SALISBURY.- Toby Zieglers second exhibition at the
New Art Centre continues his investigation into the ways in which objects both gather and shed narratives. The art historical motifs that Ziegler chooses to work with have complex layered histories of their own, but also have autobiographical significance for the artist. The new sculpture, painting and screen prints in this exhibition all overtly refer to the work of Henri Matisse. For Ziegler, Matisse is a complicated figure. While discovering painting as a child, Ziegler was drawn to him, though found the jubilant, decorative nature of Matisses work bizarre; given that it was made against the backdrop of two world wars. This exhibitions title, Slave comes from one of the exhibited sculptures: a life-size standing figure with pronounced contrapposto, cast in aluminium. The sculpture is influenced by Matisses bronze Madeleine I (1901), but both sculptures echo Michelangelos Dying Slave (1516).
Central to Zieglers practice is a negotiation between digital and manual approaches to generating forms and images. The result of more than three years of experimentation, this new group of sculpture takes the logic of 3D printers as a model, but involve many convoluted processes. The initial forms of the sculpture are created using 3D modelling software, one polygon at a time. This virtual model is then sliced at regular intervals to produce a set of templates which are then printed onto cardboard sheets. Using these templates, Ziegler builds up coils of clay to create the sculptural form one layer at a time, replicating by hand the actions of a 3D printer. Ziegler has always been preoccupied with different speeds of gesture in both painting and sculpture. In either media, slow, painstaking work made over weeks is suddenly disrupted by more physical, improvised gestures made in a matter of moments. In these new sculptures the coiled clay forms are deformed and ruptured, creating baroque flourishes amongst the otherwise regular strata. Ziegler makes 3D scans of these models, enlarges the scale digitally, and 3D prints them. Ziegler tests the capabilities of the 3D printer, asking the coils of hot, liquid plastic it produces to defy gravity before solidifying. This results in periodic disruptions in the print that resemble festoons of spaghetti. The disruptions in the print echo the disruptions in the original clay forms, which are then translated into the works final form; a cast aluminium sculpture.
The painting in this exhibition also considers a loss of information due to digital translation. The results from a Google image search for Matisses Large Reclining Nude (1935) provide the source imagery for Zieglers painting. This image search returned a grid of 18 degraded thumbnails of the painting with varying colour casts. The grid in the background of Matisses painting is echoed by the grid of images on the search page and the visible grid of pixels that make up the jpegs. Ziegler carefully paints his source image onto a large aluminium panel over a period of several weeks. He then works back into it with an orbital sander, removing weeks of work in a few minutes, obliterating much of the original image to reveal the aluminium beneath and creating a new image in the process.

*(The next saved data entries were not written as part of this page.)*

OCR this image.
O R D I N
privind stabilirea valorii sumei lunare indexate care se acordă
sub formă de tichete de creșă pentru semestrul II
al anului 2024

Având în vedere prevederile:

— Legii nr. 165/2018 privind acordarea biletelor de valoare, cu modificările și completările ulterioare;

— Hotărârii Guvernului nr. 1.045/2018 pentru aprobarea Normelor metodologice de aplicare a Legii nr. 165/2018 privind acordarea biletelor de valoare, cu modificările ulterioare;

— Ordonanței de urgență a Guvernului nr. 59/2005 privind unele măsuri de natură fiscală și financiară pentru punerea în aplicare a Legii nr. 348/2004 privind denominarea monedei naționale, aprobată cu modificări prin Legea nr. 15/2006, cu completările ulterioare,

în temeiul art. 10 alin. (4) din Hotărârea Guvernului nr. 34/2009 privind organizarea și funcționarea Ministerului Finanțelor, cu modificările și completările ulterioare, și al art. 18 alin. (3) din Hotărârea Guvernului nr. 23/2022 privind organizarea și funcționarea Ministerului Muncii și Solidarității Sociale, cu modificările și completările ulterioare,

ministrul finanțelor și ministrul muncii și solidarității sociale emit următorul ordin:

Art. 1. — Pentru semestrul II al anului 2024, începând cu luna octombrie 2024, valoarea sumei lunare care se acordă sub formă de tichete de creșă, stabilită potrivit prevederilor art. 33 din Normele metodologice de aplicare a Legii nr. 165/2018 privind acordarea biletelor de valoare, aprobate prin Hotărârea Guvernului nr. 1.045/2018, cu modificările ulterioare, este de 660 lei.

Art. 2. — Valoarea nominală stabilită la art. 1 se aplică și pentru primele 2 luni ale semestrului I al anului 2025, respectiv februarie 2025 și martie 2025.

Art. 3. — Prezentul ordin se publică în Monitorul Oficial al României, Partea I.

Matisses four reliefs depicting progressively abstracted representations of a womans back are the inspiration for four new prints by Ziegler. Pixelated images of Matisse's friezes screen printed onto lightweight aluminium blankets connect the two-dimensional and three-dimensional works in the show. Matisses Backs I to IV (1908- 1931) operate somewhere between image and sculpture. Ziegler has reduced them to 2D images but then thrust them back into an awkward in-between dimension by printing them onto the crinkled foil survival blankets used by marathon runners.
Toby Ziegler (b. 1972) studied at Central St Martins. His show at the New Art Centre coincides with his major exhibition The Genesis Speech at The Freud Museum from 13 September 26 November 2017.
Other solo exhibitions include: The Hepworth Wakefield (2014); Museum of Contemporary Art Kiasma, Helsinki (2012); Zabludowicz Collection, London (2012); New Art Gallery, Walsall (2011); Longside Gallery, Yorkshire Sculpture Park, Wakefield, and the Chisenhale Gallery, London. His work has also been included in numerous group exhibitions, including: Birmingham Museum and Art Gallery (2017); Cassina Projects, New York (2017); Towner Art Gallery, Eastbourne (2017); The Art Gallery of Uzbekistan, Tashkent, Uzbekistan (2016); Winter Palace and 21er Haus, Belvedere Museum, Vienna (2014); Tokyo Station Gallery, Tokyo (2015) and The State Hermitage Museum, St Petersburg, Russia (2009). His work is included in important public and private collections around the world including The British Council; Tate; Hudson Valley Centre for Contemporary Art and Museum of Old and New Art, Tasmania.